Witam.
Na początku proponuję, abyś - będąc nową osobą na forum - napisał parę słów o sobie: skąd jesteś, ile lat jeździsz, jakie masz doświadczenia z autami itp. Łatwiej się gada z kimś choć trochę "poznanym", poza tym nieraz nawet osobiście pomóc można.
Co do zmiany biegów: faktycznie, sporo było pisane, można poczytać. Ale skoro wracasz do tematu, wyrażę moją opinię.
Patrząc na Twój wpis wydaje mi się, że jesteś młodym entuzjastą ecodrivingu. Owszem, można i tak jeździć (zwłaszcza przy dzisiejszych cenach paliw), ale w ten sposób przyczyniasz się do wcześniejszego zniszczenia silnika. Zarżniesz go po prostu.
Ogólnie proponuję trzymać się uniwersalnych zasad:
I - ruszanie, do 20 km/h
II - 20 km/h do 40 km/h
III - 40 km/h do 60 km/h
IV - 60 km/h do ok. 80 km/h
V - powyżej 75-80 km/h
Oczywiście przy tym zmianę biegów uzależniamy od: warunków na drodze, sposobu jazdy (dynamicznie czy spokojnie, z delikatnymi przyspieszeniami) oraz obciążenia samochodu. Tocząc się spokojnie przez miasto można niektóre zmiany przełożenia robić przy nieco niższych prędkościach - ale bez przesady, tak 5-10 km/h mniej. Do sprawnego przyspieszania można nieco przeciągnąć w górę, warto też redukować biegi przed przyspieszeniem, jeśli akurat nie mieścimy się w powyższych widełkach. To, co najbardziej nas nurtuje: czy używać IV biegu w mieście? Ja włączam IV do spokojnego toczenia się 50 km/h przy niewielkim obciążeniu auta (1-2 osoby), delikatnie tez przyspieszam w górę. Ale poniżej 50-tki, albo do zdecydowanego przyspieszenia - jednak "trójka".
To, że silnik nie protestuje przy niskich obrotach, wynika z dobrych jego właściwości. Są to po prostu udane silniki.
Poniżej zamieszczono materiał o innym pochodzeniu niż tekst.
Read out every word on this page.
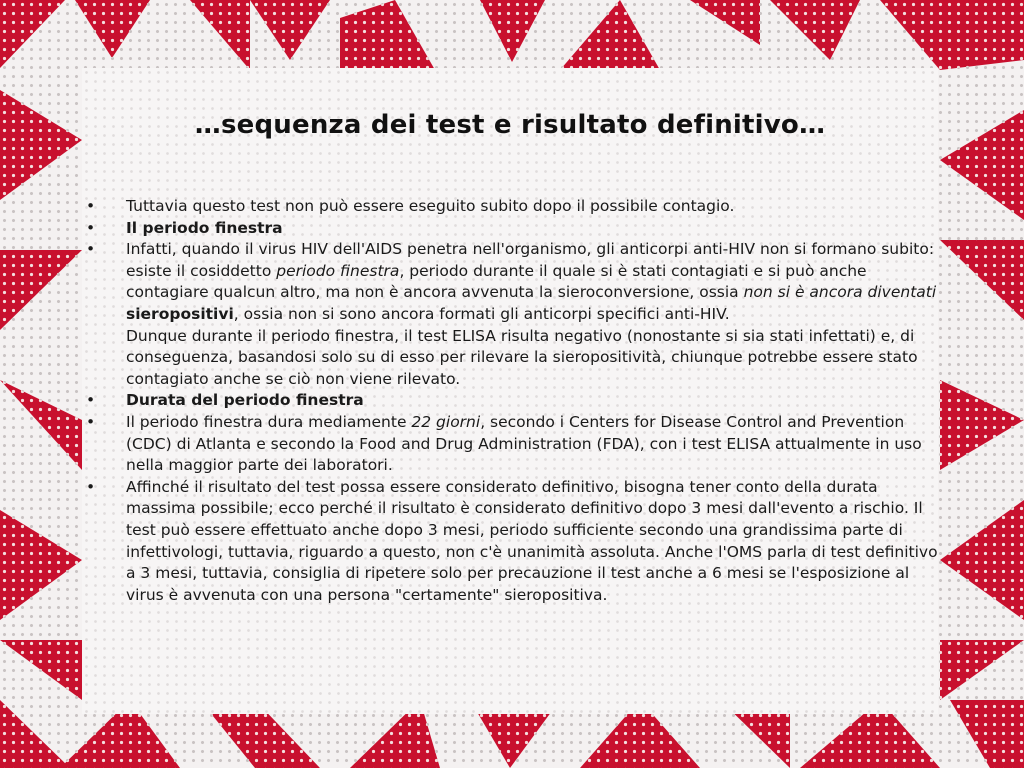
…sequenza dei test e risultato definitivo…
• Tuttavia questo test non può essere eseguito subito dopo il possibile contagio.
• Il periodo finestra
• Infatti, quando il virus HIV dell'AIDS penetra nell'organismo, gli anticorpi anti-HIV non si formano subito: esiste il cosiddetto periodo finestra, periodo durante il quale si è stati contagiati e si può anche contagiare qualcun altro, ma non è ancora avvenuta la sieroconversione, ossia non si è ancora diventati sieropositivi, ossia non si sono ancora formati gli anticorpi specifici anti-HIV.
Dunque durante il periodo finestra, il test ELISA risulta negativo (nonostante si sia stati infettati) e, di conseguenza, basandosi solo su di esso per rilevare la sieropositività, chiunque potrebbe essere stato contagiato anche se ciò non viene rilevato.
• Durata del periodo finestra
• Il periodo finestra dura mediamente 22 giorni, secondo i Centers for Disease Control and Prevention (CDC) di Atlanta e secondo la Food and Drug Administration (FDA), con i test ELISA attualmente in uso nella maggior parte dei laboratori.
• Affinché il risultato del test possa essere considerato definitivo, bisogna tener conto della durata massima possibile; ecco perché il risultato è considerato definitivo dopo 3 mesi dall'evento a rischio. Il test può essere effettuato anche dopo 3 mesi, periodo sufficiente secondo una grandissima parte di infettivologi, tuttavia, riguardo a questo, non c'è unanimità assoluta. Anche l'OMS parla di test definitivo a 3 mesi, tuttavia, consiglia di ripetere solo per precauzione il test anche a 6 mesi se l'esposizione al virus è avvenuta con una persona "certamente" sieropositiva.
Ossowski w swojej książce stwierdza, że "duża elastyczność silnika umożliwia przyspieszanie na III biegu już od 35 km/h, na IV - od 40 km/h, na V - od 45 km/h". To, że silnik umożliwia takie coś, nie oznacza, że jest dla niego "zdrowe". Warto wziąć pod uwagę, że ma on niewielką pojemność i moc, więc "lubi obroty", którymi nadrabia niedostatek mocy.
Następna sprawa to wskazania prędkościomierza: zwróć uwagę, jakie masz założone opony. Standardowe to 135/80/R12; przy nich liczniki zaniżają wskazania o ok. 5 km/h. Gdy założyłem 145/80/R12 - czyli nieco szersze, przy tym samym stosunku wysokości do szerokości 80% - a więc opona trochę się "powiększyła" na obwodzie - wskazania licznika stały się dokładne. Przypuszczam, że Twoje opony też są nieco większe (może masz 13-stki?), więc licznik wskazuje prawidłowo. No i to też można uwzględnić, uzależniając zmianę biegów od wskazówki prędkościomierza (czyli można zmieniać nieco "niżej", ale max. te 5 km/h).
Dobrze, że zamontujesz obrotomierz. Jeśli będzie prawidłowo wskazywał, warto z niego korzystać przy zmianie biegów.
Wracając do korzeni: silnik najlepiej pracuje i jest właściwie wykorzystywany, jeśli kręci się w zakresie między maksymalnym momentem obrotowym a maksymalną mocą. W tym przypadku to 2,5 tys. obr/min i 5,5 tys. obr/min. Oczywiście obroty powyżej 4 tys. stają się już nieekonomiczne i wykorzystujemy je rzadko; ja trzymam się zakresu od 2,5 tys. (najlepiej od tego momentu zaczynać przyspieszanie na kolejnych biegach, absolutnie nie niżej od tych 2,5 tys.) do 3,5-4 tys.
Przeliczać prędkości do obrotów silnika nie musisz - zrobił to Kris już 23 lata temu ;-) , Poniżej przytaczam jego wykres zrobiony dla standardowych opon (trzeba to dziś wziąć pod uwagę, ponieważ coraz rzadziej te "standardy" stosujemy). Popatrz, przemyśl, przekalkuluj w odniesieniu do Twoich gum i sposobu użytkowania... Wydaje mi się, że jeśli obrotami zadbasz o silnik, zużycie paliwa nieco wzrośnie, może pół litra na 100 km; żyłując motor na niskich obrotach możesz zejść do 4,5 l. Czy warto?